Here's a perfect example of just how much the profit motive is driving the medical establishment in our country today. Just a few days before the torcetrapib debacle was announced, I attended a conference at a major cardiology center, perhaps the premier research institution in the world. Torctrapib was the subject of a full one-hour presentation. The presenter, a noted researcher, was obviously excited about the prospect of a drug that could raise good HDL cholesterol. Historically this has been tough to budge upwards - and many believe that doing so may be a lot more helpful in reducing risk than simply lowering bad LDL cholesterol, which is what drugs like Lipitor do. But instead of focusing on the potential clinical benefits, he went on to note that Wall Street was in effect waiting in the wings with baited breath, ready to capitalize on this new blockbuster. Now you tell me what's wrong with this picture?

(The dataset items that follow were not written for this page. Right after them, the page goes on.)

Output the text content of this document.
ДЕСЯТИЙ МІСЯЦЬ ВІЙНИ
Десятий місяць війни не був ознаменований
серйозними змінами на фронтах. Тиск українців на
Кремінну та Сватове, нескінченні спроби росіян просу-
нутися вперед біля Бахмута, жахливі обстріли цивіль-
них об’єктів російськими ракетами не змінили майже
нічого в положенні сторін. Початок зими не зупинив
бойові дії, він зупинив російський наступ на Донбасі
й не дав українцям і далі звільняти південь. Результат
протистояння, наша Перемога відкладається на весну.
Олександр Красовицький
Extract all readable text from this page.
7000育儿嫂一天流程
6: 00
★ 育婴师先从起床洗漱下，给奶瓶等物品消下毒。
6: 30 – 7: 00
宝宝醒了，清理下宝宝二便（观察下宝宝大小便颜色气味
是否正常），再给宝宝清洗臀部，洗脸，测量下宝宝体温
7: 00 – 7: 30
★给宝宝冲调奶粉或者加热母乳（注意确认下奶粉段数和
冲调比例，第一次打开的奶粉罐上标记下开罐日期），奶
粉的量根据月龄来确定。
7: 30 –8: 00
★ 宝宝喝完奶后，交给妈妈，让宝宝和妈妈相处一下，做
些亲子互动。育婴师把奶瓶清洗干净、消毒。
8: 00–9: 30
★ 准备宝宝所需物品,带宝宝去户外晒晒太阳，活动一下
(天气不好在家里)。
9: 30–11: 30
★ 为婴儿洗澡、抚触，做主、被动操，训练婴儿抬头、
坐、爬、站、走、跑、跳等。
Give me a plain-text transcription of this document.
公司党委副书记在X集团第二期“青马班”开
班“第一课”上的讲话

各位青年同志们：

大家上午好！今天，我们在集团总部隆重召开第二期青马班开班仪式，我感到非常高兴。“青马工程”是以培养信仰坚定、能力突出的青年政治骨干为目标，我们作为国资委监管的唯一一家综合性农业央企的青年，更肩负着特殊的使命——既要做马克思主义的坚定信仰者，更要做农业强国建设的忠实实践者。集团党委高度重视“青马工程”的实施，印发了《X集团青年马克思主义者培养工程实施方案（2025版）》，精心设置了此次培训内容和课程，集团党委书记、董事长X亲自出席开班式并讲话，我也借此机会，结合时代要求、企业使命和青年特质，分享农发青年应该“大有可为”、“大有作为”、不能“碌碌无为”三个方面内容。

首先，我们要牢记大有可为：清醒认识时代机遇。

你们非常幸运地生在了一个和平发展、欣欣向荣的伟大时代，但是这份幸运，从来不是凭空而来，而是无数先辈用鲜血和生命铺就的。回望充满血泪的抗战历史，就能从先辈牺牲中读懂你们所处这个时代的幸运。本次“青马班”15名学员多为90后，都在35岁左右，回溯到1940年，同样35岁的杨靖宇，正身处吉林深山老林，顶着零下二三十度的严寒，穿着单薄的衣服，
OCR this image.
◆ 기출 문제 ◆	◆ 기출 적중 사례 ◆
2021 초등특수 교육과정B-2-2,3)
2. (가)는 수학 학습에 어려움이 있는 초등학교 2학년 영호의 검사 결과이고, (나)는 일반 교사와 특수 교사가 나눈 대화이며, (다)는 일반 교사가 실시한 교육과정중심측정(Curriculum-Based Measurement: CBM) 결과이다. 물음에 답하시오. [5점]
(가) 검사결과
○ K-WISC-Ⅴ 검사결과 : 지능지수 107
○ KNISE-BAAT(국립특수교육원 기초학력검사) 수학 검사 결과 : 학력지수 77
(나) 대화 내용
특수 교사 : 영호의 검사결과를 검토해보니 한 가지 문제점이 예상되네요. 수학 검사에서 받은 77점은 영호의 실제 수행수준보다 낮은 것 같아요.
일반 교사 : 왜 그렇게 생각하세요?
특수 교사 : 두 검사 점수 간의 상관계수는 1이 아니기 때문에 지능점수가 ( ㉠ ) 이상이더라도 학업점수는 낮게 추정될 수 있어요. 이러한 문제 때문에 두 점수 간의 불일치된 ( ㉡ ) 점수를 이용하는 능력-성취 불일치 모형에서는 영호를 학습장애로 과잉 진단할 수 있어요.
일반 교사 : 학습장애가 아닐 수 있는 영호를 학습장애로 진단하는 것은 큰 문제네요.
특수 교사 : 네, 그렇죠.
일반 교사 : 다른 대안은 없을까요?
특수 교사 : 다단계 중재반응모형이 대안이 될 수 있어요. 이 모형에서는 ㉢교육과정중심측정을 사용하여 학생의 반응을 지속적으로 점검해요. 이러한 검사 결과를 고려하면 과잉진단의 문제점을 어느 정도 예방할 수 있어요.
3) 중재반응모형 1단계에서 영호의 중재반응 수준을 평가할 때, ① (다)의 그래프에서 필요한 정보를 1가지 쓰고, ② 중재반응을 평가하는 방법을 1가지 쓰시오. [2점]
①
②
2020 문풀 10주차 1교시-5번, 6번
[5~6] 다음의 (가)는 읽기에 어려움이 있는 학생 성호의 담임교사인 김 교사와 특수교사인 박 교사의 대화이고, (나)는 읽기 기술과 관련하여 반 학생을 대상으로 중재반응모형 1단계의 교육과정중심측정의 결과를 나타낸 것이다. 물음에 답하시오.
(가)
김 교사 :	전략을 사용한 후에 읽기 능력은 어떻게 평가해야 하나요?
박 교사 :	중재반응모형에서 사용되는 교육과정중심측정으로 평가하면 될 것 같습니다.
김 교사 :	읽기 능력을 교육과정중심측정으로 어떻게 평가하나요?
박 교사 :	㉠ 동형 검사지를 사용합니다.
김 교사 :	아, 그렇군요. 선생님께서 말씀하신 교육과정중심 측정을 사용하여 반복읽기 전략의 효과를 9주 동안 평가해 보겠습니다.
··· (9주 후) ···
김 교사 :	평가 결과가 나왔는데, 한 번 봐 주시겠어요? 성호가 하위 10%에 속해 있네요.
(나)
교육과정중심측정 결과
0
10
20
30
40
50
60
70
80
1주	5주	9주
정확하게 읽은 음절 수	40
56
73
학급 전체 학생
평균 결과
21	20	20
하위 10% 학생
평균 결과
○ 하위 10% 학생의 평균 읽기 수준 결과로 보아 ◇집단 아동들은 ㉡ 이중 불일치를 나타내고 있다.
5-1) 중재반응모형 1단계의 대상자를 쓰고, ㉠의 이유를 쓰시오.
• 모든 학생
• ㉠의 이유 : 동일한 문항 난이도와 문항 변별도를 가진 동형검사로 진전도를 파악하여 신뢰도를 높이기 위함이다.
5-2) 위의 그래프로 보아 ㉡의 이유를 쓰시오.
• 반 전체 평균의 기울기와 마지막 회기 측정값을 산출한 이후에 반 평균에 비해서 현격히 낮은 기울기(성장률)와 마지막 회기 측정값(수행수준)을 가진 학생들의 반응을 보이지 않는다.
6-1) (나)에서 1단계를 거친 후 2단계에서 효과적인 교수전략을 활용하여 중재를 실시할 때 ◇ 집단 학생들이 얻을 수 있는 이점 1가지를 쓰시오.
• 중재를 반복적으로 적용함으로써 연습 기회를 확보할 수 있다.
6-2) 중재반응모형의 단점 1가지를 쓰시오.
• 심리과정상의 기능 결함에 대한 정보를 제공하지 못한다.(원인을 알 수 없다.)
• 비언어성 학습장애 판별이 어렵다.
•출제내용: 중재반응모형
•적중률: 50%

This time, the dice favored the public, not the pharmaceutical industry. But I think that is still the exception rather than the rule. Sure, this time a dangerous drug was caught before it came to market. But unless we change the way the system works, it's only a matter of time before another dangerous one gets through. And let's not forget that before this trial was halted, administering torcetrapib resulted in 30 deaths that would have been unlikely had these subjects not received the drug. Apparently this is a cost our society is willing to pay. Hmmmmm . . .food for thought.